ODS L1 is the minimum useful checkpoint — three checks that run in CI:
| Module | What it checks | Status |
|---|---|---|
| 01 | Branch Naming uses <type>/<description> |
Candidate |
| 02 | Commit Message uses Conventional Commits plus optional AI attribution | Candidate |
| 03 | PR Description includes Summary, Type, AI Disclosure, Changes, Testing, Risk Assessment, Checklist | Candidate |
Run the CLI locally:
go install github.com/open-delivery-spec/cli/cmd/ods@latest
ods validate branch feature/add-oauth-login
ods validate commit --file commit-msg.txt
ods validate pr --file PR_BODY.mdAdd the GitHub Action to PRs:
name: ODS L1
on:
pull_request:
types: [opened, edited, synchronize, reopened]
jobs:
ods:
runs-on: ubuntu-latest
steps:
- uses: open-delivery-spec/validate-action@v1
with:
check: all
branch_name: ${{ github.head_ref }}
pr_body: ${{ github.event.pull_request.body }}
strict: "true"For commit-message checks:
- uses: open-delivery-spec/validate-action@v1
with:
check: commit-message
commit_message: ${{ github.event.head_commit.message }}The AI Disclosure section is the key differentiator. It makes AI involvement explicit and machine-checkable.
Commit footer:
feat(auth): add OAuth login flow
AI-assisted: true
AI-tool: GitHub Copilot
AI-scope: auth module implementation
AI-review: pending
PR section:
## AI Disclosure
- [x] This PR contains AI-generated code
- **AI Tool:** GitHub Copilot
- **AI Scope:** Provider abstraction, token exchange, session management
- **Human Review:** Verified OAuth flow, redirect validation, and token handlingAI disclosure is intentionally qualitative, not percentage-based. The goal is to tell the reviewer where to look, not to compute a number.

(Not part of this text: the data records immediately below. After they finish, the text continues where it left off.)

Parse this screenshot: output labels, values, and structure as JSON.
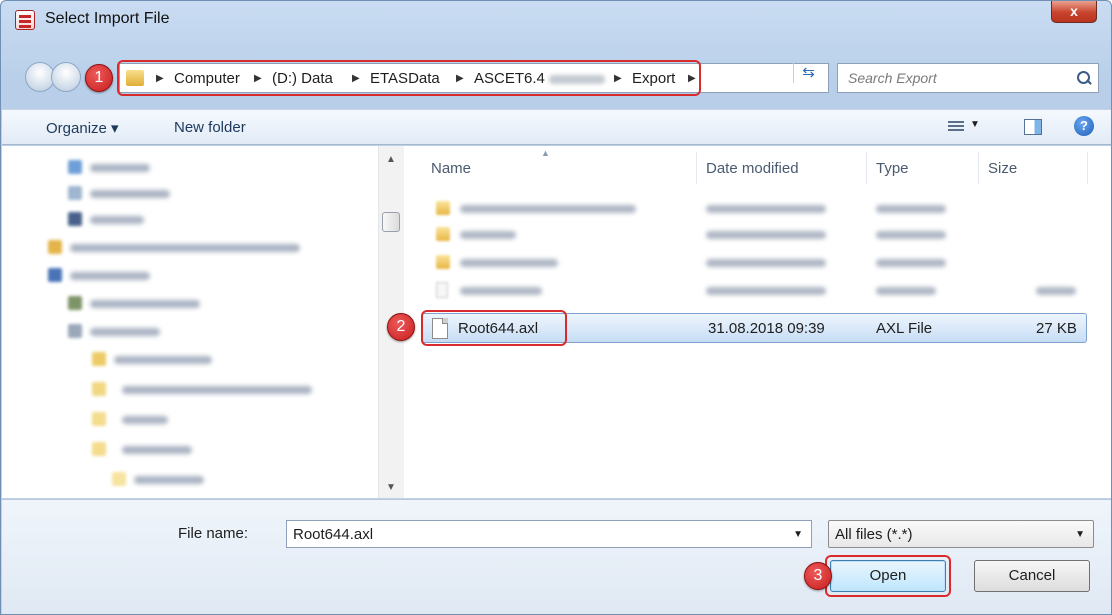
{
  "window": {
    "title": "Select Import File",
    "close_label": "x"
  },
  "address": {
    "crumbs": [
      "Computer",
      "(D:) Data",
      "ETASData",
      "ASCET6.4",
      "Export"
    ],
    "search_placeholder": "Search Export"
  },
  "toolbar": {
    "organize_label": "Organize ▾",
    "new_folder_label": "New folder"
  },
  "columns": {
    "name": "Name",
    "date": "Date modified",
    "type": "Type",
    "size": "Size"
  },
  "selected_file": {
    "name": "Root644.axl",
    "date": "31.08.2018 09:39",
    "type": "AXL File",
    "size": "27 KB"
  },
  "footer": {
    "file_name_label": "File name:",
    "file_name_value": "Root644.axl",
    "file_type_value": "All files (*.*)",
    "open_label": "Open",
    "cancel_label": "Cancel"
  },
  "callouts": [
    "1",
    "2",
    "3"
  ],
  "colors": {
    "callout": "#d92b2b",
    "selection": "#c7ddf5",
    "chrome": "#c9dcf2"
  }
}
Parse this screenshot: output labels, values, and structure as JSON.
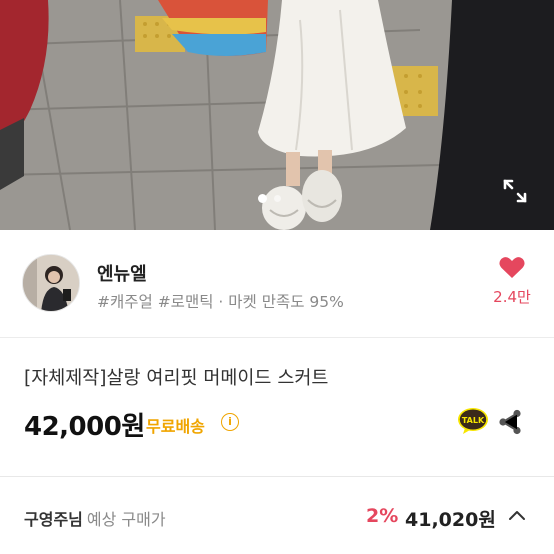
{
  "hero": {
    "page_count": 2,
    "active_page": 1
  },
  "seller": {
    "name": "엔뉴엘",
    "tags": "#캐주얼 #로맨틱 · 마켓 만족도 95%",
    "likes": "2.4만"
  },
  "product": {
    "title": "[자체제작]살랑 여리핏 머메이드 스커트",
    "price": "42,000원",
    "shipping": "무료배송",
    "talk_label": "TALK"
  },
  "expected": {
    "buyer": "구영주님",
    "label": "예상 구매가",
    "discount": "2%",
    "price": "41,020원"
  },
  "colors": {
    "accent_pink": "#e5475e",
    "shipping_yellow": "#f0a500",
    "talk_yellow": "#f7e600"
  },
  "icons": [
    "expand-icon",
    "heart-icon",
    "info-icon",
    "kakao-talk-icon",
    "share-icon",
    "chevron-up-icon"
  ]
}
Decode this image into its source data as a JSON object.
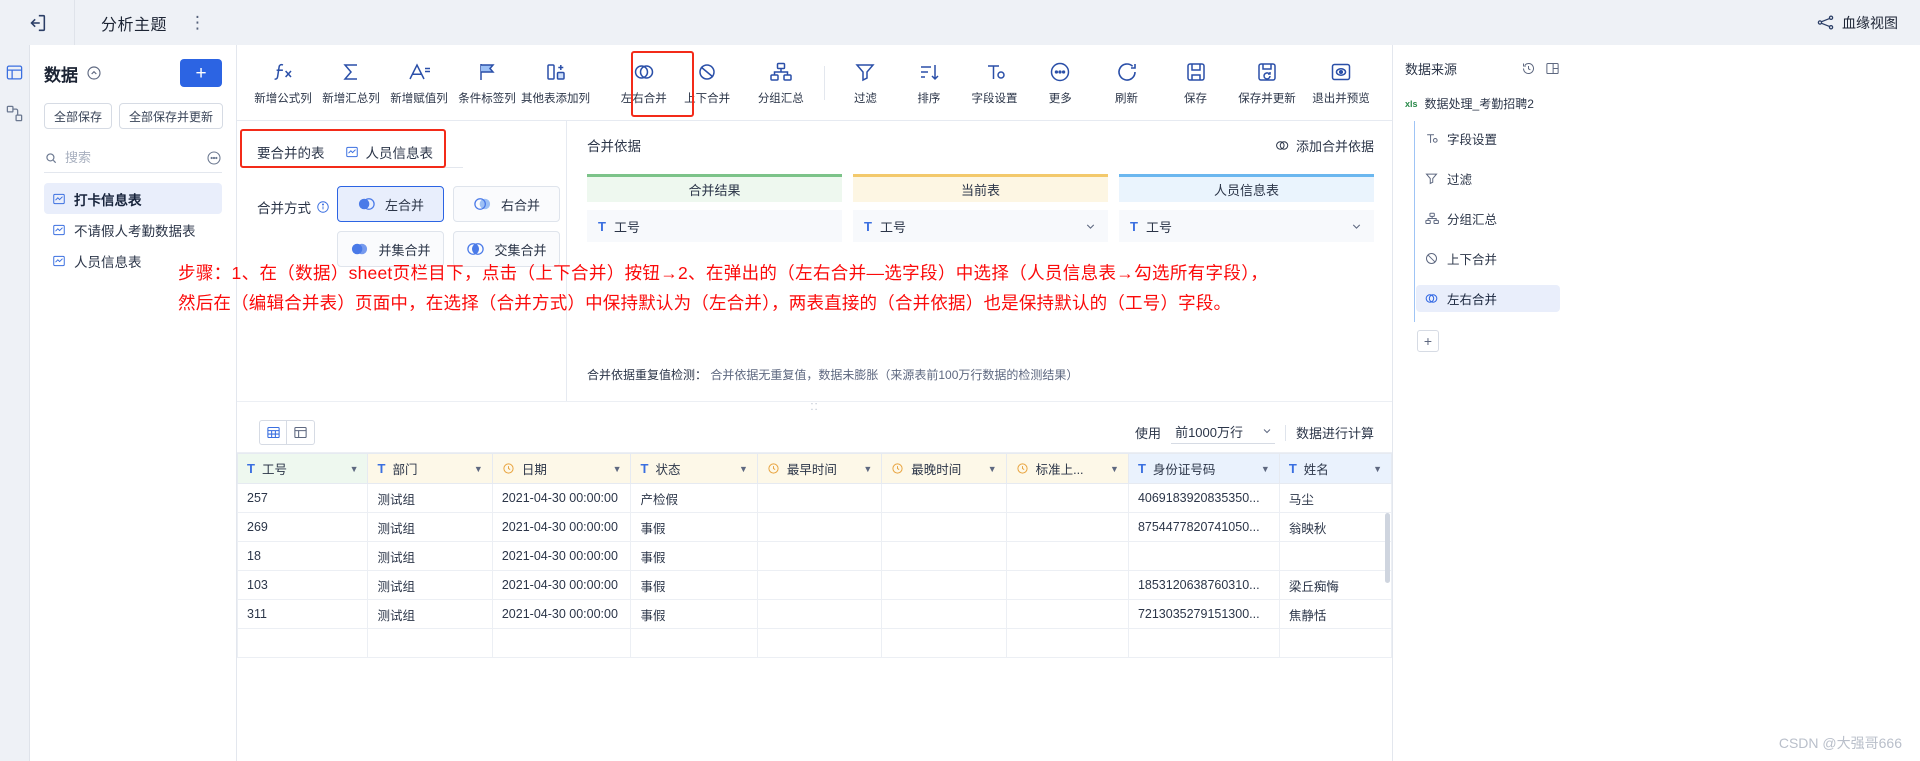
{
  "topbar": {
    "back_icon": "back-arrow-icon",
    "title": "分析主题",
    "more": "⋮",
    "lineage_label": "血缘视图"
  },
  "left_panel": {
    "title": "数据",
    "add_button": "+",
    "buttons": [
      "全部保存",
      "全部保存并更新"
    ],
    "search_placeholder": "搜索",
    "items": [
      {
        "label": "打卡信息表",
        "active": true
      },
      {
        "label": "不请假人考勤数据表",
        "active": false
      },
      {
        "label": "人员信息表",
        "active": false
      }
    ]
  },
  "toolbar": {
    "items": [
      {
        "label": "新增公式列",
        "icon": "fx-icon"
      },
      {
        "label": "新增汇总列",
        "icon": "sigma-icon"
      },
      {
        "label": "新增赋值列",
        "icon": "assign-column-icon"
      },
      {
        "label": "条件标签列",
        "icon": "flag-icon"
      },
      {
        "label": "其他表添加列",
        "icon": "add-column-icon"
      },
      {
        "label": "左右合并",
        "icon": "horizontal-merge-icon",
        "highlighted": true
      },
      {
        "label": "上下合并",
        "icon": "vertical-merge-icon"
      },
      {
        "label": "分组汇总",
        "icon": "group-summary-icon"
      },
      {
        "label": "过滤",
        "icon": "filter-icon"
      },
      {
        "label": "排序",
        "icon": "sort-icon"
      },
      {
        "label": "字段设置",
        "icon": "field-settings-icon"
      },
      {
        "label": "更多",
        "icon": "more-icon"
      }
    ],
    "right_items": [
      {
        "label": "刷新",
        "icon": "refresh-icon"
      },
      {
        "label": "保存",
        "icon": "save-icon"
      },
      {
        "label": "保存并更新",
        "icon": "save-update-icon"
      },
      {
        "label": "退出并预览",
        "icon": "exit-preview-icon"
      }
    ]
  },
  "merge_config": {
    "table_row_label": "要合并的表",
    "table_row_value": "人员信息表",
    "mode_label": "合并方式",
    "modes": [
      {
        "label": "左合并",
        "selected": true
      },
      {
        "label": "右合并",
        "selected": false
      },
      {
        "label": "并集合并",
        "selected": false
      },
      {
        "label": "交集合并",
        "selected": false
      }
    ],
    "basis_title": "合并依据",
    "add_basis": "添加合并依据",
    "columns": [
      {
        "header": "合并结果",
        "field": "工号",
        "has_chevron": false,
        "tone": "green"
      },
      {
        "header": "当前表",
        "field": "工号",
        "has_chevron": true,
        "tone": "amber"
      },
      {
        "header": "人员信息表",
        "field": "工号",
        "has_chevron": true,
        "tone": "blue"
      }
    ],
    "dup_check_label": "合并依据重复值检测：",
    "dup_check_value": "合并依据无重复值，数据未膨胀（来源表前100万行数据的检测结果）"
  },
  "annotation": "步骤：1、在（数据）sheet页栏目下，点击（上下合并）按钮→2、在弹出的（左右合并—选字段）中选择（人员信息表→勾选所有字段），然后在（编辑合并表）页面中，在选择（合并方式）中保持默认为（左合并），两表直接的（合并依据）也是保持默认的（工号）字段。",
  "preview": {
    "use_label": "使用",
    "rows_value": "前1000万行",
    "calc_label": "数据进行计算",
    "columns": [
      {
        "name": "工号",
        "type": "text",
        "tone": "green"
      },
      {
        "name": "部门",
        "type": "text",
        "tone": "amber"
      },
      {
        "name": "日期",
        "type": "time",
        "tone": "amber"
      },
      {
        "name": "状态",
        "type": "text",
        "tone": "amber"
      },
      {
        "name": "最早时间",
        "type": "time",
        "tone": "amber"
      },
      {
        "name": "最晚时间",
        "type": "time",
        "tone": "amber"
      },
      {
        "name": "标准上...",
        "type": "time",
        "tone": "amber"
      },
      {
        "name": "身份证号码",
        "type": "text",
        "tone": "blue"
      },
      {
        "name": "姓名",
        "type": "text",
        "tone": "blue"
      }
    ],
    "rows": [
      [
        "257",
        "测试组",
        "2021-04-30 00:00:00",
        "产检假",
        "",
        "",
        "",
        "4069183920835350...",
        "马尘"
      ],
      [
        "269",
        "测试组",
        "2021-04-30 00:00:00",
        "事假",
        "",
        "",
        "",
        "8754477820741050...",
        "翁映秋"
      ],
      [
        "18",
        "测试组",
        "2021-04-30 00:00:00",
        "事假",
        "",
        "",
        "",
        "",
        ""
      ],
      [
        "103",
        "测试组",
        "2021-04-30 00:00:00",
        "事假",
        "",
        "",
        "",
        "1853120638760310...",
        "梁丘痴悔"
      ],
      [
        "311",
        "测试组",
        "2021-04-30 00:00:00",
        "事假",
        "",
        "",
        "",
        "7213035279151300...",
        "焦静恬"
      ],
      [
        "",
        "",
        "",
        "",
        "",
        "",
        "",
        "",
        ""
      ]
    ]
  },
  "right_panel": {
    "title": "数据来源",
    "source_badge": "xls",
    "source_name": "数据处理_考勤招聘2",
    "nodes": [
      {
        "label": "字段设置",
        "icon": "field-settings-icon",
        "active": false
      },
      {
        "label": "过滤",
        "icon": "filter-icon",
        "active": false
      },
      {
        "label": "分组汇总",
        "icon": "group-summary-icon",
        "active": false
      },
      {
        "label": "上下合并",
        "icon": "vertical-merge-icon",
        "active": false
      },
      {
        "label": "左右合并",
        "icon": "horizontal-merge-icon",
        "active": true
      }
    ],
    "add_node": "+"
  },
  "watermark": "CSDN @大强哥666"
}
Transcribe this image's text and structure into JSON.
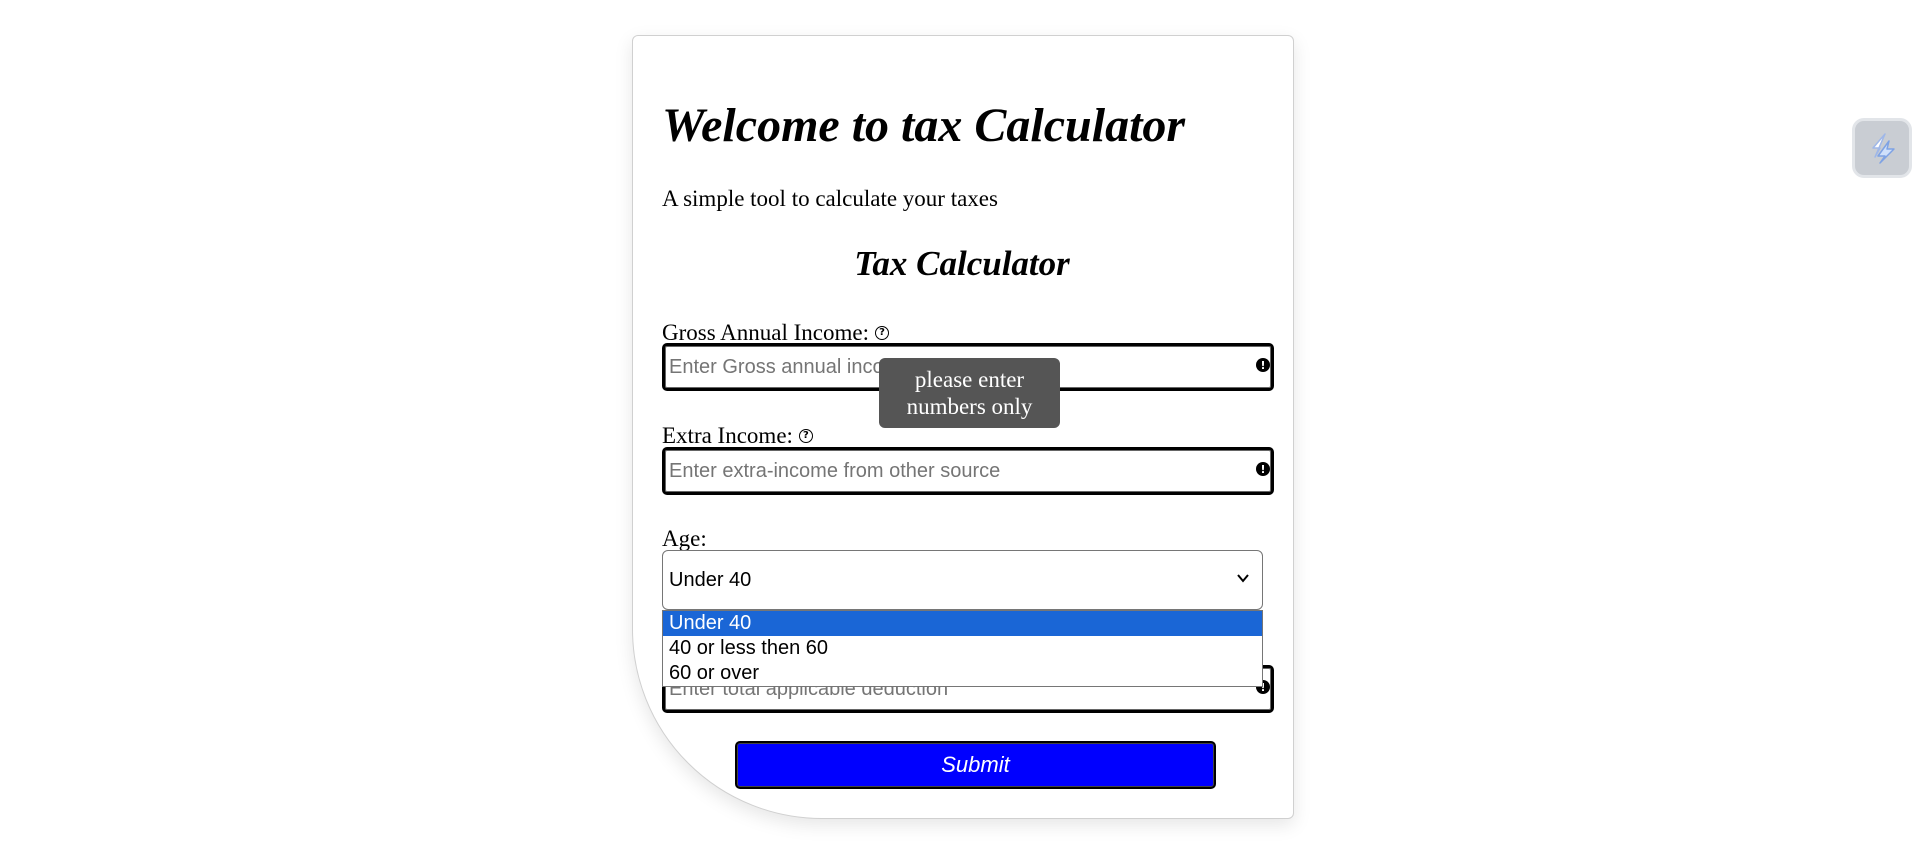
{
  "page": {
    "title": "Welcome to tax Calculator",
    "subtitle": "A simple tool to calculate your taxes"
  },
  "form": {
    "heading": "Tax Calculator",
    "gross_income": {
      "label": "Gross Annual Income:",
      "placeholder": "Enter Gross annual income",
      "value": ""
    },
    "extra_income": {
      "label": "Extra Income:",
      "placeholder": "Enter extra-income from other source",
      "value": ""
    },
    "age": {
      "label": "Age:",
      "selected": "Under 40",
      "options": [
        "Under 40",
        "40 or less then 60",
        "60 or over"
      ]
    },
    "deductions": {
      "placeholder": "Enter total applicable deduction",
      "value": ""
    },
    "tooltip": "please enter numbers only",
    "submit_label": "Submit"
  },
  "icons": {
    "help": "question-circle-icon",
    "error": "exclamation-circle-icon",
    "dropdown": "chevron-down-icon",
    "extension": "extension-icon"
  },
  "colors": {
    "submit_bg": "#0000ff",
    "option_selected_bg": "#1a66d6",
    "tooltip_bg": "#555555"
  }
}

| # | Module | Summary | Stage |
|---|---|---|---|
| 01 | Branch Naming | Standardized, machine-parseable branch names | 🟡 Candidate |
| 02 | Commit Message | AI-attributable, semantically rich commit format | 🟡 Candidate |
| 03 | PR Description | Structured PR body with AI disclosure | 🟡 Candidate |
| 04 | AI Change Review | Protocol for reviewing AI-generated changes | 🧪 Experimental |
| 05 | CI Failure | Machine-parseable CI failure reports | 🧪 Experimental |
| 06 | Release Readiness | Evidence-based release gate checklist | 🧪 Experimental |
| 07 | Approval Workflow | Declarative approval policy format | 🧪 Experimental |
| 08 | Rollback Plan | Required rollback plan structure | 🧪 Experimental |
| 09 | Production Release Evidence | Audit-ready deployment evidence | 🧪 Experimental |
The wedge is ODS L1 + AI Disclosure. Modules 04-09 are direction-setting. They exist as schemas and examples for teams that need them, but they are not the recommended adoption path today. See ROADMAP.md.
| Tool | Repository | Production surface |
|---|---|---|
| ODS CLI | open-delivery-spec/cli | ods validate branch, commit, pr |
| GitHub Action | open-delivery-spec/validate-action | branch-naming, commit-message, pr-description, all |
| PR Template | examples/ods-pr-template.md | Copy-paste PR description template |
ODS supports two modes:
Validate delivery metadata directly from CI context. No files written to the repository. This is the recommended L1 adoption mode — install the Action and you're done.
For teams exploring release-governance modules, structured records can be stored in .ods/. See .ods/ Convention.
- Machine-first, human-readable. Every artifact has a JSON Schema. Every schema has human docs.
- AI-aware, not AI-obsessed. Metadata records AI involvement where it helps reviewers, without over-indexing on percentage metrics.
- Composable. Start with one check or all L1 checks. Adopt experimental modules when they mature.
- Tool-agnostic. Works with any CI/CD, AI coding tool, or VCS.
- Honest about scope. ODS proves delivery metadata exists — it does not prove code correctness, architecture quality, or security. That's the reviewer's job.